Pero ya les hablo de ese género de objetos que me arrebata y que, precisamente, trato de tocar lo menos posible porque no es su tacto lo que me maravilla sino su existencia. Se trata de los pestillos de los servicios en los bares. Un buen pestillo de un sitio así tiene, por lógica, que cumplir su función de bloquear el paso de alguien más si lo estamos usando pero, por lógica también, no resultar nada eficaz en su contenido, debe bloquear, pero no franquear por si alguna urgencia hiciera necesaria una intervención desde el exterior. Se convierte, por tanto, el pestillo de baño de bar, en un aviso más que en una cancela, cambia el motivo de su existencia y el fin para el que fue creado a base de rebajar su eficacia, reducir al mínimo su utilidad.

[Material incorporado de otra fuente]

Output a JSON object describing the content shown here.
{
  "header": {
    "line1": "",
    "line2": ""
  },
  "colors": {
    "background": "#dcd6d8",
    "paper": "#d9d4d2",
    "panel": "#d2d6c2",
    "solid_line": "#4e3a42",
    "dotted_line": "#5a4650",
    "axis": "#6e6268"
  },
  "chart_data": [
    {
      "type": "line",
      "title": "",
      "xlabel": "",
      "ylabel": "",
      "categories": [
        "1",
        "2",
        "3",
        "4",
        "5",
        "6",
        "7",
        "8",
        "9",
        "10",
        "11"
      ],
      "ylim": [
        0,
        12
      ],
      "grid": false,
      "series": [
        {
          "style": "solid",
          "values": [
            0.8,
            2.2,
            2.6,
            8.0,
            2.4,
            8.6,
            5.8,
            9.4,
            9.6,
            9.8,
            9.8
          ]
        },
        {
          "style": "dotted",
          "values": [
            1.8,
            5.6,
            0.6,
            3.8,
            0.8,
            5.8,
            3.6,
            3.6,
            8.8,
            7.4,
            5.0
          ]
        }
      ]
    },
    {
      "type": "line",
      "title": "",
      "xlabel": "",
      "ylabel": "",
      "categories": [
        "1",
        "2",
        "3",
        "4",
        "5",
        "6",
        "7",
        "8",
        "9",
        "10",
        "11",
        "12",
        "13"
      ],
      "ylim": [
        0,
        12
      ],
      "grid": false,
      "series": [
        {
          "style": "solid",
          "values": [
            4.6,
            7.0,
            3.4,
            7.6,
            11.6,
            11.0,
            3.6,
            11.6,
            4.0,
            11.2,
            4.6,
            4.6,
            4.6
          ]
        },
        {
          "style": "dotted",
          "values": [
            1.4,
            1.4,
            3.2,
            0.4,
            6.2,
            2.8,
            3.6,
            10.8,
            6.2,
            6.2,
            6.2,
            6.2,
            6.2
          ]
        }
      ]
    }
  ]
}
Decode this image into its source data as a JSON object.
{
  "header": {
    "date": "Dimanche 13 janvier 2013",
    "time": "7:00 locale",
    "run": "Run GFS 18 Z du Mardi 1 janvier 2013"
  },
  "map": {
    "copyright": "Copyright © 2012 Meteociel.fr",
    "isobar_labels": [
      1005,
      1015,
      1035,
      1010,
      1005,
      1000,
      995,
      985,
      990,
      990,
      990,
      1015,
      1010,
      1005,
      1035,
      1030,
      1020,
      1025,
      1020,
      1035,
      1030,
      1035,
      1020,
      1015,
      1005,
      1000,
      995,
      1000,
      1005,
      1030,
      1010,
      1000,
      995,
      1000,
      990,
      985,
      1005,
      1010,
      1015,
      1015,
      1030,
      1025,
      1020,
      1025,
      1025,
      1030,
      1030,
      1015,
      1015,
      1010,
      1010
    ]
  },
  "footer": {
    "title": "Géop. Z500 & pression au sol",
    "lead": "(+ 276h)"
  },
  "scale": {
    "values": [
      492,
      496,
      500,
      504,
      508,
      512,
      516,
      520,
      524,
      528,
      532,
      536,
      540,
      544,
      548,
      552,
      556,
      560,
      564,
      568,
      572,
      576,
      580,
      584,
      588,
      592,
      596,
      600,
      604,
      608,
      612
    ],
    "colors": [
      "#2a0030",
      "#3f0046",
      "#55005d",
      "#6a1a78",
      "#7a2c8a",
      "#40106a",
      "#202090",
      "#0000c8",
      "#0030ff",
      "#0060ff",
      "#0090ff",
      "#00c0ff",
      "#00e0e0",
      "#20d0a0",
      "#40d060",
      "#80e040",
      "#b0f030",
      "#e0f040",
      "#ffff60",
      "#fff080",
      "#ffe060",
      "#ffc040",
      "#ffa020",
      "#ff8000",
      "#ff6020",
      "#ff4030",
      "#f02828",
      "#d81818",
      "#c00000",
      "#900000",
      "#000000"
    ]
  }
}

Los hay mal atornillados, los hay mutilados para que sólo puedan girarse un poco, los hay directamente inútiles pero que existen para que el usuario sienta algo de intimidad. Son el ejemplo perfecto de la utilidad de lo inútil. Tanto que ningún fabricante, ningún diseñador, ha pensado una forma de perfeccionarlo porque su forma perfecta es que no funcionen bien. Son, para mí, el pie en la tierra de los que seguimos queriendo tocar lo imperfecto para sentir lo entrañable.